Saga meanwhile has doubled its medical teams and created new isolation wings. The wearing of masks will be obligatory indoors except for the cabins, and health declarations by the double-vaccinated will be topped up with antigen tests for every passenger before boarding.

Passengers are undeterred: lines are reporting strong bookings, if not quite sold-out ships for the summer. The restart has not been plain sailing, with the schedule pinned to the government’s unlocking roadmap and the original hoped-for end of restrictions on 21 June. Instead, the delayed relaxation of distancing rules means ships are permitted a maximum of 1,000 passengers aboard – about a quarter of the number Britannia would normally carry, leaving P&O last week having to issue last-minute refunds and vouchers for overbooked ships.

On the plus side, the ratio of staff attending to holidaymakers will be higher than usual – 300 more crew, in fact, than passengers, mainly from abroad and having flown in and quarantined. But those who enjoy mixing at the buffet or mingling with their fellow travellers may rue Covid-secure regulations that only allow table service and no mixed groups indoors.

The limited numbers and short itineraries mean the first cruises are barely likely to turn a profit, but the sight of ships sailing again will be a significant moment for the likes of Carnival Corp, the Panama-incorporated cruise giant that owns the British P&O and upmarket Cunard.

Carnival last year swiftly gave a stark assessment of the impact of Covid-19 on the industry, warning as early as March 2020 that the sector might never recover and could be indelibly associated with images of sickness and death, after ships were locked offshore by countries unwilling to admit boatloads of infected holidaymakers and crew. The group lost billions in the following months and put six ships up for sale.

Many crew worldwide were stranded for far longer than the passengers during the crisis, with many unable to return to their own countries. Ships also retained a skeleton crew on board to keep the giant vessels serviced and functioning while anchored off the coast, with around 100 staff on the Britannia.

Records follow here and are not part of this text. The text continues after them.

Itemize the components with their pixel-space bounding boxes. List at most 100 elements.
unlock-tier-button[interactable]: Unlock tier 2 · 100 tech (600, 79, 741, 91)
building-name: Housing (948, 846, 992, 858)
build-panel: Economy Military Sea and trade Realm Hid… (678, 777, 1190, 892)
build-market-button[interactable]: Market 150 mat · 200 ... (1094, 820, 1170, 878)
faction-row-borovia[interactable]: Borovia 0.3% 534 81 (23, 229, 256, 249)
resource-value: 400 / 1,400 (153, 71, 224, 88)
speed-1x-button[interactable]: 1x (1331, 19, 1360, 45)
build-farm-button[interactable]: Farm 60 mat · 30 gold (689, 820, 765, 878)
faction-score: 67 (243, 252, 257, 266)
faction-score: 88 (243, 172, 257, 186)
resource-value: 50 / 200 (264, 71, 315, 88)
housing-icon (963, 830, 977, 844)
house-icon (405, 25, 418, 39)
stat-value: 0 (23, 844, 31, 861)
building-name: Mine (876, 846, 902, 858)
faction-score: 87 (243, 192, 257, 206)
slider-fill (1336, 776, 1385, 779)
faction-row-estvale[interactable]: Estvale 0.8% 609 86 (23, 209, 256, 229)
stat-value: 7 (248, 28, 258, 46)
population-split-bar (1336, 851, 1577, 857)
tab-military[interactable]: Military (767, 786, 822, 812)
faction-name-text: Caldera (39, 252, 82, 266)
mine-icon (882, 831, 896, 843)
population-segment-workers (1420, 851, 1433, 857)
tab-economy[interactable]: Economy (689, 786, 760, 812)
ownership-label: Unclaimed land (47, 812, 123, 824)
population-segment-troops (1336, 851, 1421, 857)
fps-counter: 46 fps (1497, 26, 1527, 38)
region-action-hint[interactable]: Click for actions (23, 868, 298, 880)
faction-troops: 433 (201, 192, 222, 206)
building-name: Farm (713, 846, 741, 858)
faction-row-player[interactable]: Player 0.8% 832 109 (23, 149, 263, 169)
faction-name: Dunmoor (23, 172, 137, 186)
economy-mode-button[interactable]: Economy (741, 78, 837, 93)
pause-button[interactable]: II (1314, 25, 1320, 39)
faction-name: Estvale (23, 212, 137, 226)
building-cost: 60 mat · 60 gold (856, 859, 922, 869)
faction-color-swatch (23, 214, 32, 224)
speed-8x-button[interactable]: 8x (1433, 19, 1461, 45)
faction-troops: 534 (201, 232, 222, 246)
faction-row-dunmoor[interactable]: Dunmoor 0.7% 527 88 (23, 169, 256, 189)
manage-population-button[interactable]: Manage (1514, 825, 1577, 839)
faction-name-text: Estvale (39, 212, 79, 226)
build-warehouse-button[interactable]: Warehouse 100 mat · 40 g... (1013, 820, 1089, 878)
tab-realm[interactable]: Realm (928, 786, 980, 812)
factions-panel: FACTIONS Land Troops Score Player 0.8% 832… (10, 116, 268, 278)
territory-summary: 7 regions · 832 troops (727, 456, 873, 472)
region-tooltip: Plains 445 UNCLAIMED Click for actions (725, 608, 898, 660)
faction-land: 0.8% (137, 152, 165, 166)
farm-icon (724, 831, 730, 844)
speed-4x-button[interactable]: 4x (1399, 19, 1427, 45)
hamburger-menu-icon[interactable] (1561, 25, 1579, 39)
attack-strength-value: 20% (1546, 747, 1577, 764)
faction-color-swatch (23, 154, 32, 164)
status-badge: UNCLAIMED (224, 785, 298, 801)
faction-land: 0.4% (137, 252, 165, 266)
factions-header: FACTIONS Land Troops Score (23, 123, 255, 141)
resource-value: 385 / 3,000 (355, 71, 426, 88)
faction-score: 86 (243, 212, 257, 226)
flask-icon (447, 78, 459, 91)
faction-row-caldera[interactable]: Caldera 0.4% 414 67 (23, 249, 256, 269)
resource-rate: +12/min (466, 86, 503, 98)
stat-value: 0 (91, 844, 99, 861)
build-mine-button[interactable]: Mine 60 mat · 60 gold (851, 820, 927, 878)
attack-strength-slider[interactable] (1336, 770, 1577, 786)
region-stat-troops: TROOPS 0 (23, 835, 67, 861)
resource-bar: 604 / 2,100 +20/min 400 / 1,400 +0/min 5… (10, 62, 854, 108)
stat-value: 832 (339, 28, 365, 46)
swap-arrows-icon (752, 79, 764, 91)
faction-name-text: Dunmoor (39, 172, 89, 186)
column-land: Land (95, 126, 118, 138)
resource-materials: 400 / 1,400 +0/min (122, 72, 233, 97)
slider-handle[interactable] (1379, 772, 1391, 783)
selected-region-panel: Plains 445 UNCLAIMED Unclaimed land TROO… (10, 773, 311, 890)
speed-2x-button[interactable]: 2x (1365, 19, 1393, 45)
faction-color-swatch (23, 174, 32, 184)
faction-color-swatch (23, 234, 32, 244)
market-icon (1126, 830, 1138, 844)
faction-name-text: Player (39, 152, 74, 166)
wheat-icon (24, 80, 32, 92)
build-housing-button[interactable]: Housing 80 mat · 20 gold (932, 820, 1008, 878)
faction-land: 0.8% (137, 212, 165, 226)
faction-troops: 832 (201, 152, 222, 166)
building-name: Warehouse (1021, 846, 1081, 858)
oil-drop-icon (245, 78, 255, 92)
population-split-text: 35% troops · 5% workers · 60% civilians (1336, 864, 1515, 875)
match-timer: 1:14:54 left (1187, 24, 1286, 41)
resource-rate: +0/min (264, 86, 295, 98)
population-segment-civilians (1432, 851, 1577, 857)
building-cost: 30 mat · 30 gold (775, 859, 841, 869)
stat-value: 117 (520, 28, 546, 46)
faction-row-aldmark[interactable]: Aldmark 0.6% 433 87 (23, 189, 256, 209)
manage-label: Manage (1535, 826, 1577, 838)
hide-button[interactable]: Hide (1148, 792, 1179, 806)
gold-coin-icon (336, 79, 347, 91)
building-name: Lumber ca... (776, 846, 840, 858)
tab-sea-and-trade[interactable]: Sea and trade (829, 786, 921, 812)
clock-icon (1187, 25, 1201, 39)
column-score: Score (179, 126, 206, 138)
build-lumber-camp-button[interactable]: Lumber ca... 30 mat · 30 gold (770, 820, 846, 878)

Now, the international crews running the coastal cruises have been fully vaccinated, quarantined on land and onboard, and are regularly tested, according to Royal Caribbean. Although an exemption for key workers meant that most could skip the UK’s quarantine hotel and head straight for ship, even coming from red list countries, cruise firms are adamant they have gone above and beyond the requirements.

Carnival last week reported another $2bn (£1.4bn) quarterly loss worldwide, but said cumulative bookings for 2022 – including rebookings – are now ahead of 2019 levels. International sailings from the UK are planned to restart in September. Before that, P&O’s new Iona, billed as the UK’s greenest ship and running on liquefied natural gas, will make its maiden voyage in August – still in local, but more hopeful, waters.